SINGAPORE—The business landscape in Asia for MRO firms is changing dramatically, with the developments largely driven by the region's burgeoning low-cost carriers.

AirAsia has said publicly that, under its new collaboration agreement with national carrier Malaysia Airlines (MAS), it aims to use MAS Engineering & Maintenance (E&M) as a MRO provider. Malaysia's prime minister, Najib Abdul Razak, also said in his speech on Dec. 6 at the LIMA Airshow that he wants to see Malaysia get a larger share of the region's MRO work. One way to achieve that is to convince AirAsia, the world's largest operator of Airbus A320s, to give work to Malaysian MRO firms rather than outsourcing this work overseas. He was referring to the fact that AirAsia over the years has sent A320s to Singapore Technologies Aerospace (ST Aero) and Airbus A330s to Lufthansa Technik Philippines.

MAS E&M presently does no heavy maintenance airframe work for AirAsia. But in early December, the then head of MAS E&M, Roslan Ismail, told Aviation Week that his firm was working to win over AirAsia. But he added no contracts have been signed yet because MAS group's collaboration agreement with AirAsia still has to be approved by anti-trust regulators. Another issue the two parties have to contend with is that AirAsia already may be locked into long-term contracts with other MROs.

Since then Roslan has left MAS, as part of a wider management shake-out that also saw two other top MAS group executives exit at the end of last year. Industry executives say AirAsia group CEO Tony Fernandes is the one driving many of the MAS group changes. The collaboration agreement, for example, was borne out of last year's share swap deal in which Fernandes and his business partner, Kamarudin Meranun, received about a 20% equity in MAS in return for giving shares in AirAsia to MAS's largest shareholder, the Malaysian government's investment arm Khazanah.

While AirAsia and MAS are yet to collaborate on airframe maintenance, AirAsia does send its CFM engines to GE Engine Services Malaysia, a firm in which MAS is an equity holder.

Indonesian low-cost carrier Lion Air, meanwhile, has been sending its CFM engines to ST Aero and Garuda Indonesia's GMF AeroAsia.

GMF recently signed a memorandum of understanding with CFM International that will eventually see GMF maintaining CFM56-7 engines in Indonesia in collaboration with the engine-maker. The Indonesian MRO firm's president director, Richard Budihadianto, has been trying for years to win all of Lion's CFM56 engine work. But Rusdi Kirana, Lion's president director, says he is only willing to give GMF some of his engines.

Lion also uses GMF for airframe heavy maintenance but plans to bring this work in-house once its new heavy maintenance base on the Indonesian island of Batam is completed. “The Batam authority has been quite helpful,” says Rusdi, when asked why he chose that location. He says the facility will be ready for airframe heavy maintenance checks by the third quarter. Industry executives say another reason Lion chose Batam is because the island is next to Singapore, so Rusdi is hoping the close proximity will help it to win third-party MRO work.

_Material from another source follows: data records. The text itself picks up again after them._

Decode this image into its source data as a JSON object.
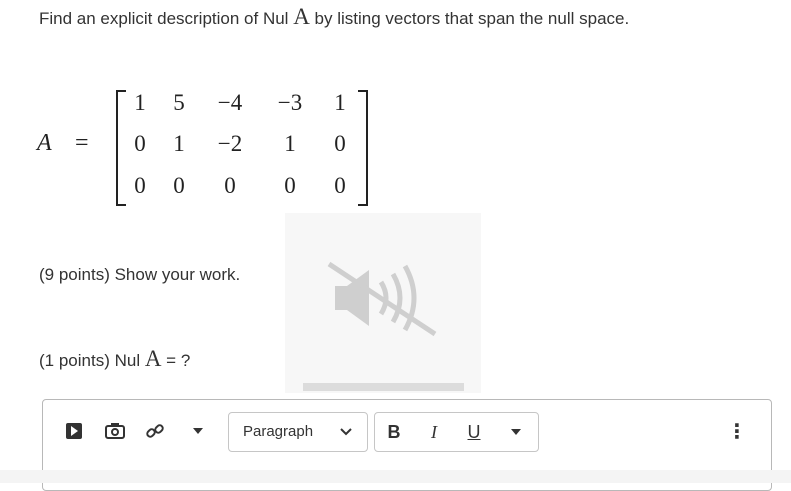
{
  "question": {
    "prefix": "Find an explicit description of Nul ",
    "matrix_symbol": "A",
    "suffix": " by listing vectors that span the null space."
  },
  "matrix": {
    "label": "A",
    "equals": "=",
    "rows": [
      [
        "1",
        "5",
        "−4",
        "−3",
        "1"
      ],
      [
        "0",
        "1",
        "−2",
        "1",
        "0"
      ],
      [
        "0",
        "0",
        "0",
        "0",
        "0"
      ]
    ]
  },
  "work_prompt": "(9 points) Show your work.",
  "answer_prompt": {
    "prefix": "(1 points) Nul ",
    "matrix_symbol": "A",
    "suffix": " = ?"
  },
  "overlay": {
    "icon": "speaker-muted-icon"
  },
  "toolbar": {
    "format_label": "Paragraph",
    "bold_label": "B",
    "italic_label": "I",
    "underline_label": "U",
    "more_label": "⋮",
    "icons": [
      "insert-stuff-icon",
      "insert-image-icon",
      "insert-link-icon",
      "dropdown-icon",
      "chevron-down-icon",
      "dropdown-icon",
      "more-icon"
    ]
  }
}
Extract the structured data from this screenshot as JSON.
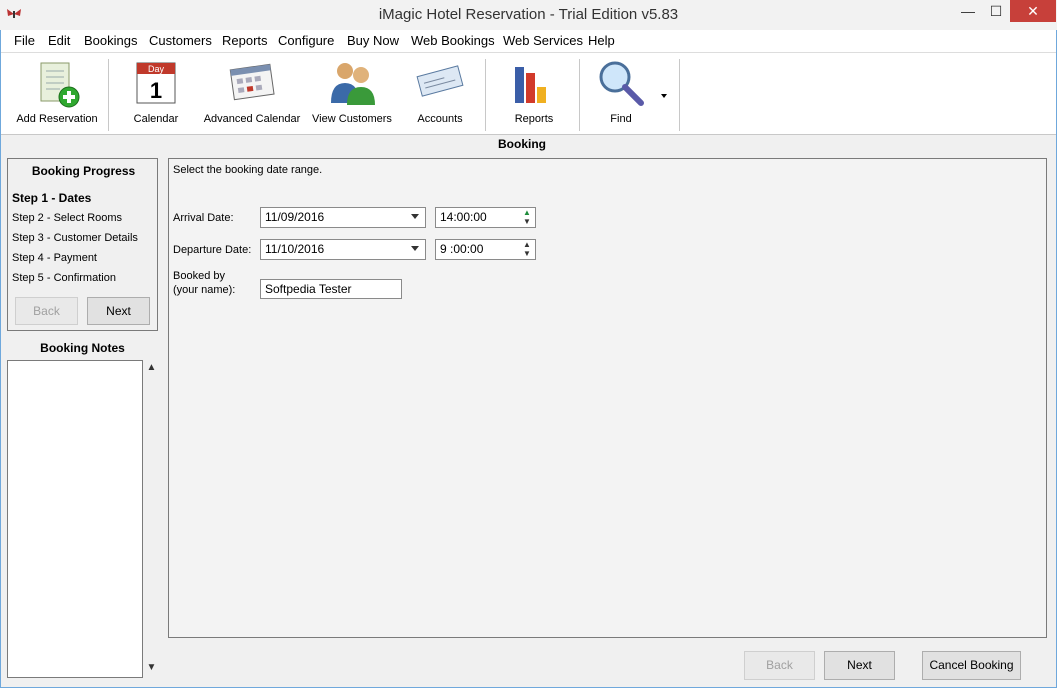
{
  "window": {
    "title": "iMagic Hotel Reservation - Trial Edition v5.83",
    "minimize": "—",
    "maximize": "☐",
    "close": "✕"
  },
  "menu": [
    "File",
    "Edit",
    "Bookings",
    "Customers",
    "Reports",
    "Configure",
    "Buy Now",
    "Web Bookings",
    "Web Services",
    "Help"
  ],
  "toolbar": {
    "add_reservation": "Add Reservation",
    "calendar": "Calendar",
    "calendar_day": "Day",
    "calendar_num": "1",
    "advanced_calendar": "Advanced Calendar",
    "view_customers": "View Customers",
    "accounts": "Accounts",
    "reports": "Reports",
    "find": "Find"
  },
  "section_heading": "Booking",
  "progress": {
    "title": "Booking Progress",
    "steps": [
      "Step 1 - Dates",
      "Step 2 - Select Rooms",
      "Step 3 - Customer Details",
      "Step 4 - Payment",
      "Step 5 - Confirmation"
    ],
    "back": "Back",
    "next": "Next"
  },
  "notes": {
    "title": "Booking Notes",
    "value": ""
  },
  "form": {
    "instruction": "Select the booking date range.",
    "arrival_label": "Arrival Date:",
    "arrival_date": "11/09/2016",
    "arrival_time": "14:00:00",
    "departure_label": "Departure Date:",
    "departure_date": "11/10/2016",
    "departure_time": "9 :00:00",
    "booked_by_label_1": "Booked by",
    "booked_by_label_2": "(your name):",
    "booked_by_value": "Softpedia Tester"
  },
  "footer": {
    "back": "Back",
    "next": "Next",
    "cancel": "Cancel Booking"
  },
  "colors": {
    "close_button": "#c7403a",
    "frame_border": "#6fa8dc"
  }
}
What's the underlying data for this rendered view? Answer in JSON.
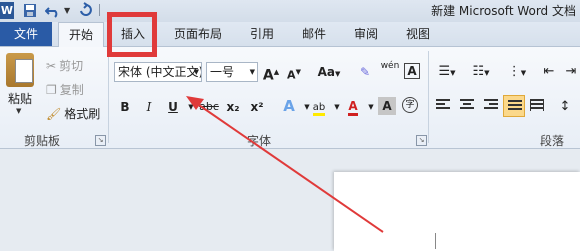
{
  "titlebar": {
    "app_logo": "W",
    "doc_title": "新建 Microsoft Word 文档"
  },
  "tabs": [
    "文件",
    "开始",
    "插入",
    "页面布局",
    "引用",
    "邮件",
    "审阅",
    "视图"
  ],
  "clipboard": {
    "paste": "粘贴",
    "cut": "剪切",
    "copy": "复制",
    "format_painter": "格式刷",
    "group_label": "剪贴板"
  },
  "font": {
    "font_name": "宋体 (中文正文)",
    "font_size": "一号",
    "grow": "A",
    "shrink": "A",
    "change_case": "Aa",
    "phonetic": "wén",
    "border_char": "A",
    "bold": "B",
    "italic": "I",
    "underline": "U",
    "strikethrough": "abc",
    "subscript": "x₂",
    "superscript": "x²",
    "text_effect": "A",
    "highlight": "ab",
    "font_color": "A",
    "char_shading": "A",
    "enclose": "字",
    "group_label": "字体"
  },
  "paragraph": {
    "group_label": "段落"
  },
  "colors": {
    "file_tab": "#2a5ba6",
    "highlight_box": "#e03a3a",
    "arrow": "#e03a3a"
  }
}
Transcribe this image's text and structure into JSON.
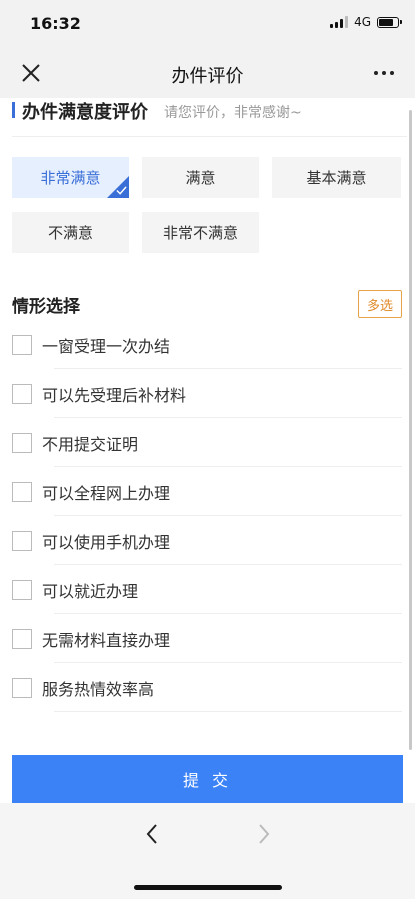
{
  "status_bar": {
    "time": "16:32",
    "network": "4G"
  },
  "nav": {
    "title": "办件评价"
  },
  "rating": {
    "title": "办件满意度评价",
    "hint": "请您评价，非常感谢~",
    "options": [
      "非常满意",
      "满意",
      "基本满意",
      "不满意",
      "非常不满意"
    ],
    "selected": "非常满意"
  },
  "situations": {
    "title": "情形选择",
    "badge": "多选",
    "items": [
      "一窗受理一次办结",
      "可以先受理后补材料",
      "不用提交证明",
      "可以全程网上办理",
      "可以使用手机办理",
      "可以就近办理",
      "无需材料直接办理",
      "服务热情效率高"
    ]
  },
  "submit_label": "提 交",
  "colors": {
    "accent": "#3a6fd8",
    "submit": "#3b82f6",
    "badge": "#e08a2a"
  }
}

The other low-cost airline having an impact on Asia's MRO industry is Nok Air. The Thai low-cost carrier recently appointed Lufthansa Technik as the heavy maintenance provider for its entire fleet of ATR 72s and Boeing 737-800s. Thai Airways International owns 49% of Nok and the carrier's heavy maintenance work had largely been going to Thai's maintenance arm, but Nok is managed independently. Nok CEO Patee Sarasin has been pushing for Lufthansa Technik to establish a maintenance base in Thailand so the work can be done locally, but it is unclear if the German firm has complied with this request. Patee was unable to comment on this aspect and Lufthansa Technik declined to comment.

This means the Germans may send the Nok aircraft to Lufthansa Technik Philippines, which has largely focused on Airbus aircraft. It would need to establish the capability to do heavy checks on ATRs and 737-800s, but may be willing to comply as its biggest client, Philippine Airlines (PAL), has been scaling back the work it provides. PAL was locked into a long-term contract in which it gave all its heavy maintenance work to Lufthansa Technik, a deal that has since lapsed. LHT Philippines is a joint-venture between Lufthansa Technik and Macro Asia, a Filipino firm owned by Lucio Tan, who also owns PAL.

The fact that the long-term maintenance contract with Lufthansa Technik has lapsed explains why PAL was able to appoint Taiwan's Evergreen Aviation Technologies (EGAT) last year to do heavy checks on some 747-400s, work that previously was done by Lufthansa's joint venture Ameco Beijing. PAL also recently signed a contract with SR Technics for repair cycle management covering the airline's entire fleet of narrowbody and widebody aircraft, as well as engine maintenance for the airline's Airbus 340-300s.